I saw his face crumple as I talked. He passed a hand over his eyes.
“Abba?” I said tentatively.
With his eyes still closed, he waved me away, as if to say leave me alone a minute. But when he opened his eyes again his gaze was firm.
“How much do they need?”
We made a cheshbon together — the therapy, the big brother, Tziporah’s salary. He threw in an extra five thousand to cover accumulated debt and we arranged that I’d come by for the money every first of the month.
He walked me to the door. “The Eibeshter,” he said carefully, “has nachas when Yidden take care of each other, just like a parent has nachas when his children take care of each other.”
I wished I could repeat that comment to Pinny.
The check was cashed by Pinny’s rav and transferred to him anonymously. I think he told him something about a shul fund; Pinny was in no position to refuse.
I saw Pinny next a few weeks later, still troubled, but no longer out of control.
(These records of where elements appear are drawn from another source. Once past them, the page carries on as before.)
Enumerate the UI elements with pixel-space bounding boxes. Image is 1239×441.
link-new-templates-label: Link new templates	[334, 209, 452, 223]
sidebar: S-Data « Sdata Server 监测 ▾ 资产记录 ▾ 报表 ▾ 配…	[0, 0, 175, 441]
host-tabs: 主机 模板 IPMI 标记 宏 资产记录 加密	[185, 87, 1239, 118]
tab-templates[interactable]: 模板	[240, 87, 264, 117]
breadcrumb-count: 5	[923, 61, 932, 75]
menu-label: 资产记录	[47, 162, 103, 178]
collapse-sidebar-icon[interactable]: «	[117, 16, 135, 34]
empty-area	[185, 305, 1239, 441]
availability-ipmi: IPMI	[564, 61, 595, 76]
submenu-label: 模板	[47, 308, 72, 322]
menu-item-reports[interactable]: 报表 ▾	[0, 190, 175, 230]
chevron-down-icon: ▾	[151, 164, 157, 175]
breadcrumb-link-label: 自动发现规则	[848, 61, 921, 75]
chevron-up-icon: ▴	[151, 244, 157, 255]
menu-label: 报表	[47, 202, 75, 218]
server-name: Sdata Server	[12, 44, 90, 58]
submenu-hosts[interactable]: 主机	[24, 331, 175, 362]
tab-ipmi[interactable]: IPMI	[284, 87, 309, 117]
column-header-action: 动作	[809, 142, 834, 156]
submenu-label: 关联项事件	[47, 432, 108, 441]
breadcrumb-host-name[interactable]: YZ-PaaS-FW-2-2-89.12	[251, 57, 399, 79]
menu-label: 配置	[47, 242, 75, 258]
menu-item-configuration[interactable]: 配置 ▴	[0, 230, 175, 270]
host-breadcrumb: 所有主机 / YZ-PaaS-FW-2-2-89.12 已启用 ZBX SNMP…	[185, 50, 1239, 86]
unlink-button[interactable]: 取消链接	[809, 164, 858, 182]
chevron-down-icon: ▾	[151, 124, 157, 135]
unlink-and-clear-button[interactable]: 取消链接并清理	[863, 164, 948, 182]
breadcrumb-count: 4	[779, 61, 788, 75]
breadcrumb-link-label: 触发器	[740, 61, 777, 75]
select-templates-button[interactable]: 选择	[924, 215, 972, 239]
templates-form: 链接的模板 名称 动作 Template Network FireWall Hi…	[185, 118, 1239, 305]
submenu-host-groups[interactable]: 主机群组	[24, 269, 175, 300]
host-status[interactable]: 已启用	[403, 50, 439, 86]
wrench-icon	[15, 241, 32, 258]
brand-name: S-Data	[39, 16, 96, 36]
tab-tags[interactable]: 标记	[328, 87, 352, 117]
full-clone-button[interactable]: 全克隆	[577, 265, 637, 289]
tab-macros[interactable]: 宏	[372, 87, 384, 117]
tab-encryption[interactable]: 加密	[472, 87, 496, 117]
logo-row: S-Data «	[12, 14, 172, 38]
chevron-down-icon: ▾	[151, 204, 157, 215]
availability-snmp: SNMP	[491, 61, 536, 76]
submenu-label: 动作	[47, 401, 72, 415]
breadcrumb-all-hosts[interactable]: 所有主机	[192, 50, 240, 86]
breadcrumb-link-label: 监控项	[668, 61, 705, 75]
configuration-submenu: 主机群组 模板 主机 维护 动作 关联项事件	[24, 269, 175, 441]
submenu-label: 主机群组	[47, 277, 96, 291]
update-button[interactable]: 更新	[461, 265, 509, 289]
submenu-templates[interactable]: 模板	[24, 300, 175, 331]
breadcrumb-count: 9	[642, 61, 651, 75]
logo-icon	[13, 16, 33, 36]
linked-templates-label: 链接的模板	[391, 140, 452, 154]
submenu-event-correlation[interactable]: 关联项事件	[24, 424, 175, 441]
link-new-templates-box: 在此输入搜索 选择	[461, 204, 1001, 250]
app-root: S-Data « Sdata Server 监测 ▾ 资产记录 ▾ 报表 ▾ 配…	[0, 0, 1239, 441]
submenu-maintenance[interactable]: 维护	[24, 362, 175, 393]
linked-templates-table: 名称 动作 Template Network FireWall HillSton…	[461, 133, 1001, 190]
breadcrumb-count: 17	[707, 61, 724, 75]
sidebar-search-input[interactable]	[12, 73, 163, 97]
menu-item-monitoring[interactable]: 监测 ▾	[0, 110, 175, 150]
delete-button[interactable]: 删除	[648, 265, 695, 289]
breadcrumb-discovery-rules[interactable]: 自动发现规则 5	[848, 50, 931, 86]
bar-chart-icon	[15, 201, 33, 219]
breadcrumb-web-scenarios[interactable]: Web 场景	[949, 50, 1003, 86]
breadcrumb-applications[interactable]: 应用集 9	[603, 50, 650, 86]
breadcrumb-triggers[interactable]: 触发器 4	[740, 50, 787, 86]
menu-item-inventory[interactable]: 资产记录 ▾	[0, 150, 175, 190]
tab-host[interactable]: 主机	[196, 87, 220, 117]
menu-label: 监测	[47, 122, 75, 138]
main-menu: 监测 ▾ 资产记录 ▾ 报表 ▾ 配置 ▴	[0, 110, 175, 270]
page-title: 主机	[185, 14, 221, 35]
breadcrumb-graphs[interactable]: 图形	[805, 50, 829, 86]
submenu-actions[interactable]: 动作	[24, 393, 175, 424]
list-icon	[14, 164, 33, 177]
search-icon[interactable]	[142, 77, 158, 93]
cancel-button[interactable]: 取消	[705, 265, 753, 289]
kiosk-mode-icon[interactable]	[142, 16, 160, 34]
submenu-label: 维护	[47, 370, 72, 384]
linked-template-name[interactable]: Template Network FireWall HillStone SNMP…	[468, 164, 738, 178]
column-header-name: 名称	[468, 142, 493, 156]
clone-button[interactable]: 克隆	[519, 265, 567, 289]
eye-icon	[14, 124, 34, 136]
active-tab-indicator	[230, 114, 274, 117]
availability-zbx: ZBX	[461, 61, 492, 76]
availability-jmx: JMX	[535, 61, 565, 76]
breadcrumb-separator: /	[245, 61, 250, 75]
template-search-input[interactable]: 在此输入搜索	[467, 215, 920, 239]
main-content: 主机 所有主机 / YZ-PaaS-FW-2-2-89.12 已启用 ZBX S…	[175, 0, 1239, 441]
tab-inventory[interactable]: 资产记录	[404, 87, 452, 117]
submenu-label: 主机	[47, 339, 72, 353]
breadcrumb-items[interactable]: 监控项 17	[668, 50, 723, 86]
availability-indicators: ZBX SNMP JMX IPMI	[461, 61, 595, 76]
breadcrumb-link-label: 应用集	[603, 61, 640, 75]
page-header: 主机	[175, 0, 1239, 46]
Eight months after the wedding fiasco, we made a bar mitzvah, which Pinny and Tziporah attended with all their children, including Ari. When Succos rolled around a few months later, I was happy to hear that Pinny and Tziporah would be at my in-laws for first days along with us.
When we walked into the kitchen on Erev Succos, Pinny was there already. He turned around and made eye contact, and immediately, I saw that he knew.
He knew I had told our father-in-law.
We were there together for a three-day Yom Tov, and we didn’t exchange a single word.
I know he feels like I betrayed him. Maybe I did. I don’t know. Pinny needed help. I helped him. Pinny is okay. Tziporah is okay. Ari is okay. Their family is okay. Their family was saved.
Pinny doesn’t want to hear from me. But if I could tell him one thing, it would be: I did it because I love you. And even knowing how things turned out, I would do it all over again.